Chiudono infine questo numero due recensioni.

La prima, firmata da Tamara Mykhaylyak, fa riferimento all’interessante libro di Eugenio Imbriani dal titolo Breve storia del Natale. Una strana festa raccontata da un antropologo edito nel 2020 da Edizioni Grifo (Palermo). Si tratta di un’originale riflessione antropologica sul tema del Natale e sui molteplici complessi interrogativi che avvolgono questa festività a cui l’autore, prendendo in considerazione le disparate controverse che nei secoli si sono sviluppate intorno ai suoi rituali, cristiani e pagani, prova a dare risposta. Infatti, nel volume si evidenzia come la maggior parte delle nozioni sull’evento della nascita di Gesù, più che dai Vangeli canonici, provenga da un ampio numero di fonti che si sono mano a mano ampliate nel corso del tempo, per completare e integrare le ridotte informazioni derivate dagli evangelisti. Il nostro attuale Natale è dunque il risultato di questa eredità ricca e densa, modificatasi nel tempo e arricchitasi via via, sempre più, di temi ed elementi nuovi quali, per esempio, il trionfo della luce, la collocazione calendariale della natività, le celebrazioni pagane, idee diverse sullo scorrere del tempo, il viaggio dei magi, la Befana, Babbo Natale, l’albero dei doni e tante altre ancora. L’interessante esplorazione antropologica proposta su questa festività così importante e nota percorre vie originali, non sempre conosciute, restituendo così, ai lettori, alcuni dei motivi di fascino e seduzione che ancora oggi il Natale esercita sull’immaginario collettivo in una grande parte del mondo.

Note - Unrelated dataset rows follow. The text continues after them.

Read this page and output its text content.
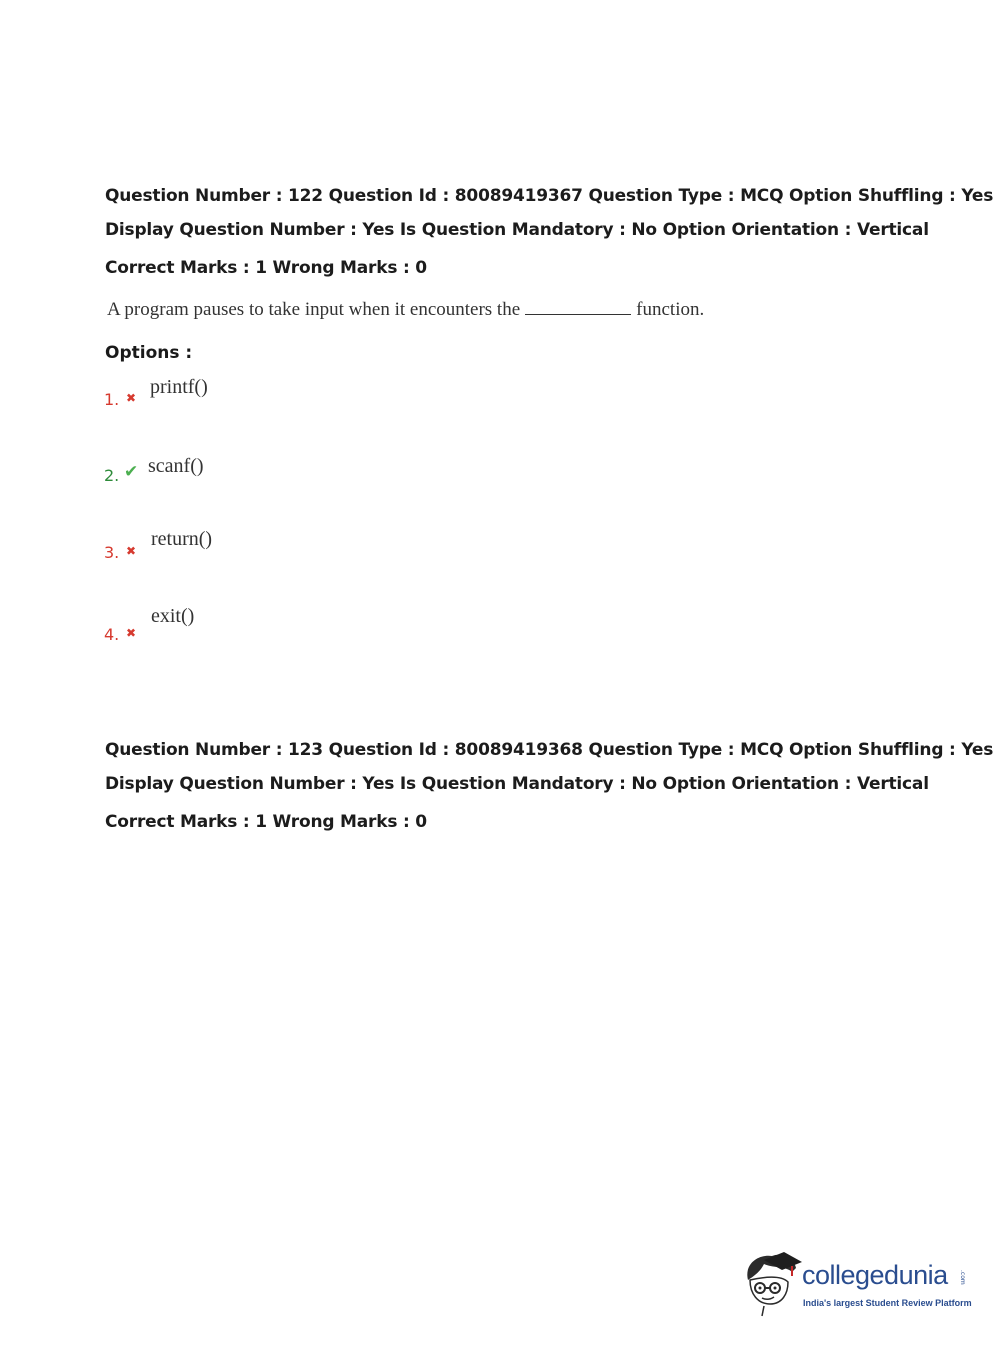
Question Number : 122 Question Id : 80089419367 Question Type : MCQ Option Shuffling : Yes
Display Question Number : Yes Is Question Mandatory : No Option Orientation : Vertical
Correct Marks : 1 Wrong Marks : 0
A program pauses to take input when it encounters the	function.
Options :
1. ✖ printf()
2. ✔ scanf()
3. ✖
return()
4. ✖
exit()
Question Number : 123 Question Id : 80089419368 Question Type : MCQ Option Shuffling : Yes
Display Question Number : Yes Is Question Mandatory : No Option Orientation : Vertical
Correct Marks : 1 Wrong Marks : 0
collegedunia .com
India's largest Student Review Platform
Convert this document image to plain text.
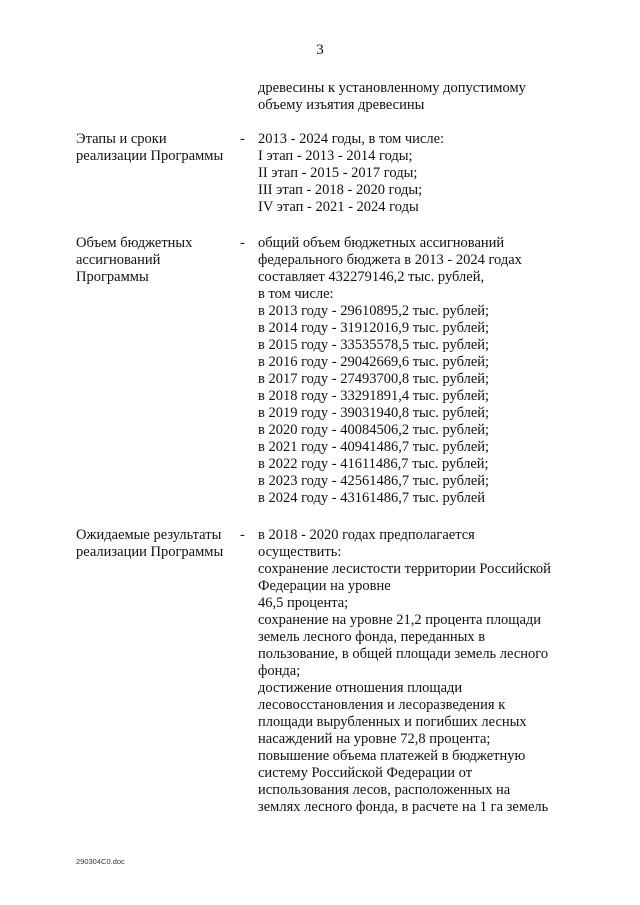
3
древесины к установленному допустимому
объему изъятия древесины
Этапы и сроки
реализации Программы
- 2013 - 2024 годы, в том числе:
I этап - 2013 - 2014 годы;
II этап - 2015 - 2017 годы;
III этап - 2018 - 2020 годы;
IV этап - 2021 - 2024 годы
Объем бюджетных
ассигнований
Программы
- общий объем бюджетных ассигнований
федерального бюджета в 2013 - 2024 годах
составляет 432279146,2 тыс. рублей,
в том числе:
в 2013 году - 29610895,2 тыс. рублей;
в 2014 году - 31912016,9 тыс. рублей;
в 2015 году - 33535578,5 тыс. рублей;
в 2016 году - 29042669,6 тыс. рублей;
в 2017 году - 27493700,8 тыс. рублей;
в 2018 году - 33291891,4 тыс. рублей;
в 2019 году - 39031940,8 тыс. рублей;
в 2020 году - 40084506,2 тыс. рублей;
в 2021 году - 40941486,7 тыс. рублей;
в 2022 году - 41611486,7 тыс. рублей;
в 2023 году - 42561486,7 тыс. рублей;
в 2024 году - 43161486,7 тыс. рублей
Ожидаемые результаты
реализации Программы
- в 2018 - 2020 годах предполагается
осуществить:
сохранение лесистости территории Российской
Федерации на уровне
46,5 процента;
сохранение на уровне 21,2 процента площади
земель лесного фонда, переданных в
пользование, в общей площади земель лесного
фонда;
достижение отношения площади
лесовосстановления и лесоразведения к
площади вырубленных и погибших лесных
насаждений на уровне 72,8 процента;
повышение объема платежей в бюджетную
систему Российской Федерации от
использования лесов, расположенных на
землях лесного фонда, в расчете на 1 га земель
290304C0.doc
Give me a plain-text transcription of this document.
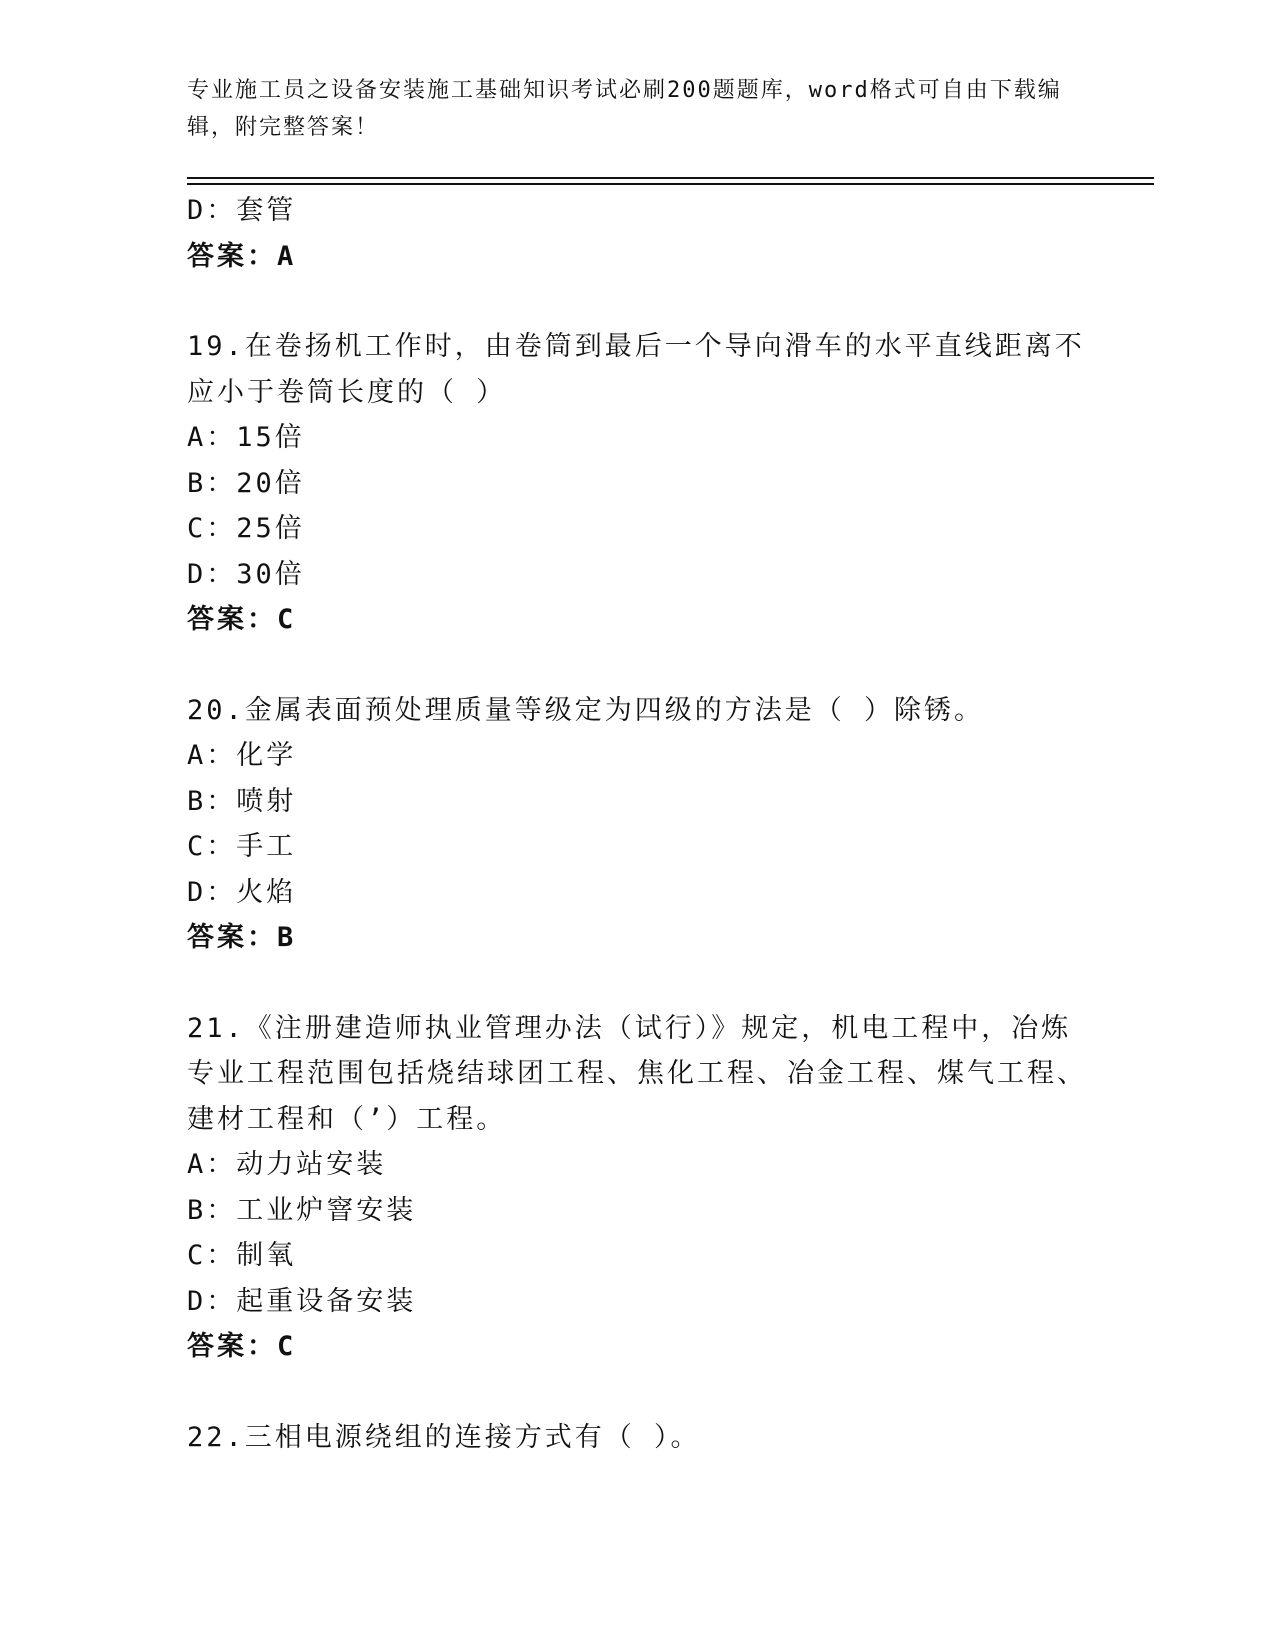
专业施工员之设备安装施工基础知识考试必刷200题题库，word格式可自由下载编辑，附完整答案！
D：套管
答案：A
19.在卷扬机工作时，由卷筒到最后一个导向滑车的水平直线距离不应小于卷筒长度的（ ）
A：15倍
B：20倍
C：25倍
D：30倍
答案：C
20.金属表面预处理质量等级定为四级的方法是（ ）除锈。
A：化学
B：喷射
C：手工
D：火焰
答案：B
21.《注册建造师执业管理办法（试行）》规定，机电工程中，冶炼专业工程范围包括烧结球团工程、焦化工程、冶金工程、煤气工程、建材工程和（’）工程。
A：动力站安装
B：工业炉窨安装
C：制氧
D：起重设备安装
答案：C
22.三相电源绕组的连接方式有（ ）。
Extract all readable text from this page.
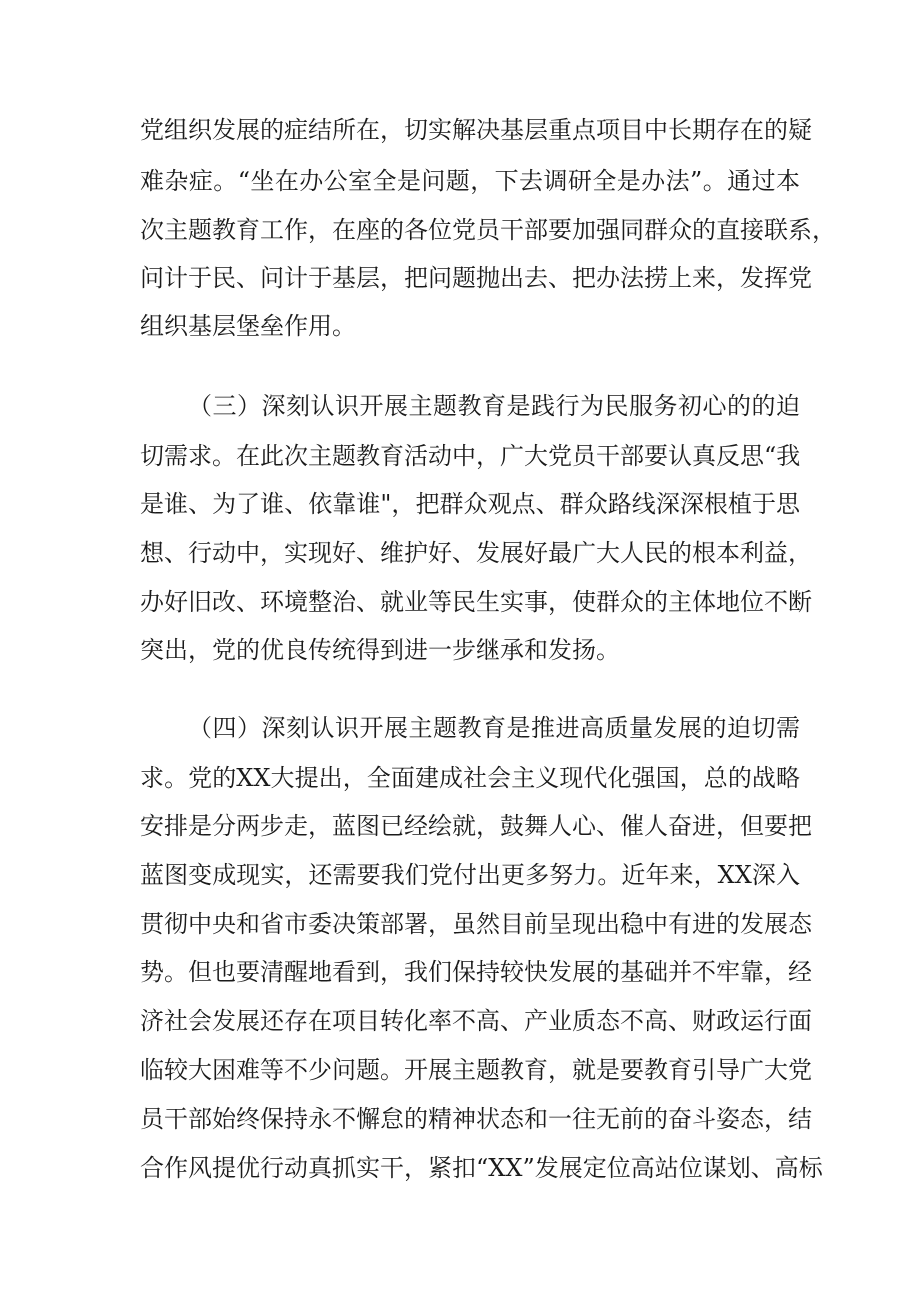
党组织发展的症结所在，切实解决基层重点项目中长期存在的疑
难杂症。“坐在办公室全是问题，下去调研全是办法”。通过本
次主题教育工作，在座的各位党员干部要加强同群众的直接联系，
问计于民、问计于基层，把问题抛出去、把办法捞上来，发挥党
组织基层堡垒作用。
（三）深刻认识开展主题教育是践行为民服务初心的的迫
切需求。在此次主题教育活动中，广大党员干部要认真反思“我
是谁、为了谁、依靠谁"，把群众观点、群众路线深深根植于思
想、行动中，实现好、维护好、发展好最广大人民的根本利益，
办好旧改、环境整治、就业等民生实事，使群众的主体地位不断
突出，党的优良传统得到进一步继承和发扬。
（四）深刻认识开展主题教育是推进高质量发展的迫切需
求。党的XX大提出，全面建成社会主义现代化强国，总的战略
安排是分两步走，蓝图已经绘就，鼓舞人心、催人奋进，但要把
蓝图变成现实，还需要我们党付出更多努力。近年来，XX深入
贯彻中央和省市委决策部署，虽然目前呈现出稳中有进的发展态
势。但也要清醒地看到，我们保持较快发展的基础并不牢靠，经
济社会发展还存在项目转化率不高、产业质态不高、财政运行面
临较大困难等不少问题。开展主题教育，就是要教育引导广大党
员干部始终保持永不懈怠的精神状态和一往无前的奋斗姿态，结
合作风提优行动真抓实干，紧扣“XX”发展定位高站位谋划、高标
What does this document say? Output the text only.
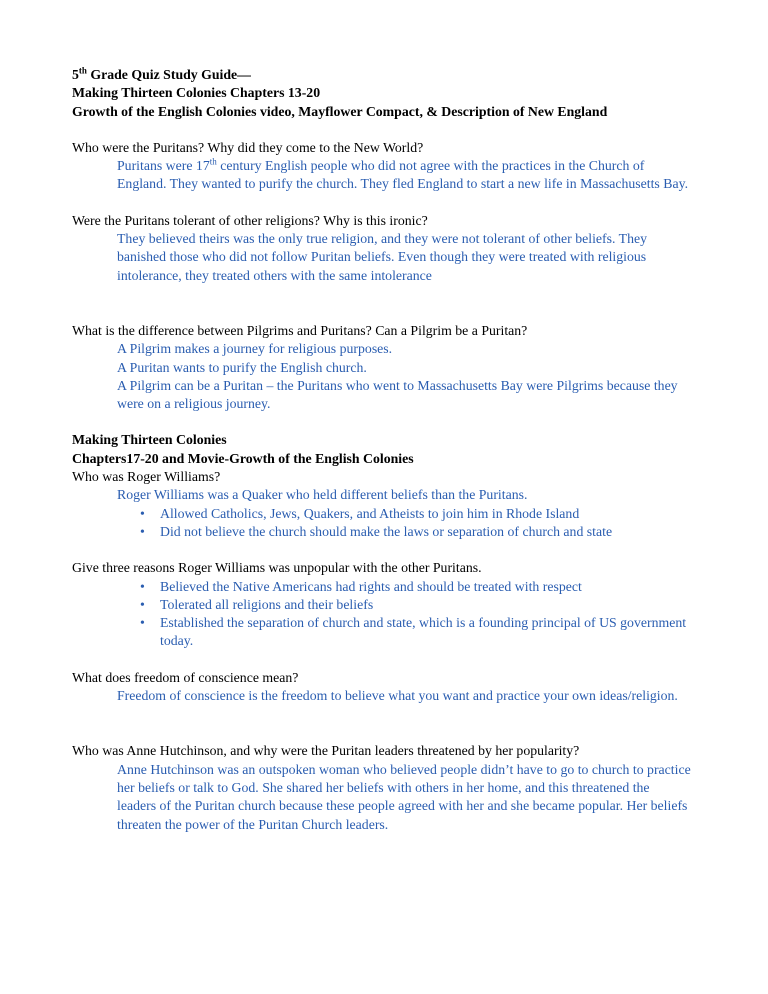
5th Grade Quiz Study Guide—
Making Thirteen Colonies Chapters 13-20
Growth of the English Colonies video, Mayflower Compact, & Description of New England
Who were the Puritans? Why did they come to the New World?
Puritans were 17th century English people who did not agree with the practices in the Church of England. They wanted to purify the church. They fled England to start a new life in Massachusetts Bay.
Were the Puritans tolerant of other religions? Why is this ironic?
They believed theirs was the only true religion, and they were not tolerant of other beliefs. They banished those who did not follow Puritan beliefs. Even though they were treated with religious intolerance, they treated others with the same intolerance
What is the difference between Pilgrims and Puritans? Can a Pilgrim be a Puritan?
A Pilgrim makes a journey for religious purposes.
A Puritan wants to purify the English church.
A Pilgrim can be a Puritan – the Puritans who went to Massachusetts Bay were Pilgrims because they were on a religious journey.
Making Thirteen Colonies
Chapters17-20 and Movie-Growth of the English Colonies
Who was Roger Williams?
Roger Williams was a Quaker who held different beliefs than the Puritans.
•	Allowed Catholics, Jews, Quakers, and Atheists to join him in Rhode Island
•	Did not believe the church should make the laws or separation of church and state
Give three reasons Roger Williams was unpopular with the other Puritans.
•	Believed the Native Americans had rights and should be treated with respect
•	Tolerated all religions and their beliefs
•	Established the separation of church and state, which is a founding principal of US government today.
What does freedom of conscience mean?
Freedom of conscience is the freedom to believe what you want and practice your own ideas/religion.
Who was Anne Hutchinson, and why were the Puritan leaders threatened by her popularity?
Anne Hutchinson was an outspoken woman who believed people didn’t have to go to church to practice her beliefs or talk to God. She shared her beliefs with others in her home, and this threatened the leaders of the Puritan church because these people agreed with her and she became popular. Her beliefs threaten the power of the Puritan Church leaders.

La seconda recensione, firmata da Eugenio Zito, è relativa al corposo volume di Roberta Raffaetà dal titolo Antropologia dei microbi. Come la metagenomica sta riconfigurando l’umano e la salute, edito nel 2020 da CISU (Roma). Questo stimolante libro esplora in modo originale come gli scienziati analizzano il mondo microbico tra biologia, medicina e informatica, attraverso avanzate tecnologie di sequenziamento, big data e sistemi di intelligenza artificiale che solo da poco più di dieci anni hanno consentito uno studio di esso, delle comunità microbiche coabitanti dentro e attorno agli esseri umani e componenti il “microbioma”, fondamentale per la salute di uomini e ambiente. Come l’autrice ci mostra, conducendo il lettore in un territorio di frontiera, affascinante, ma anche difficile da esplorare nella sua complessità, i microbi, entità estremamente più resilienti ed essenziali alla vita rispetto agli esseri umani, ci insegnano che, al di là di ogni antropocentrismo, umani, microbi stessi e non umani sono tutti interdipendenti. D’altro canto le pratiche di ricerca degli scienziati avvengono nella dialettica tra una “visione molecolare” – legata alla mappatura del genoma microbico – e una visione “ecosistemica”, dato che i microbi sono interdipendenti con l’ambiente e le sue dinamiche biosociali e culturali. In questo processo, biologia, medicina, informatica e antropologia si riconfigurano nel loro incontro. Ciò porta a riconsiderare cosa significhi essere umani e il relativo ruolo in un mondo che esiste grazie, soprattutto, ai microbi. L’autrice pone così le basi per un’antropologia che si occupa dei microbi non solo nella prospettiva del complesso e ben noto rapporto natura/cultura, ma anche come occasione di confronto, e quindi di integrazione, tra sapere scientifico biotecnologico e sapere antropologico, senza contrapposizioni tra i due.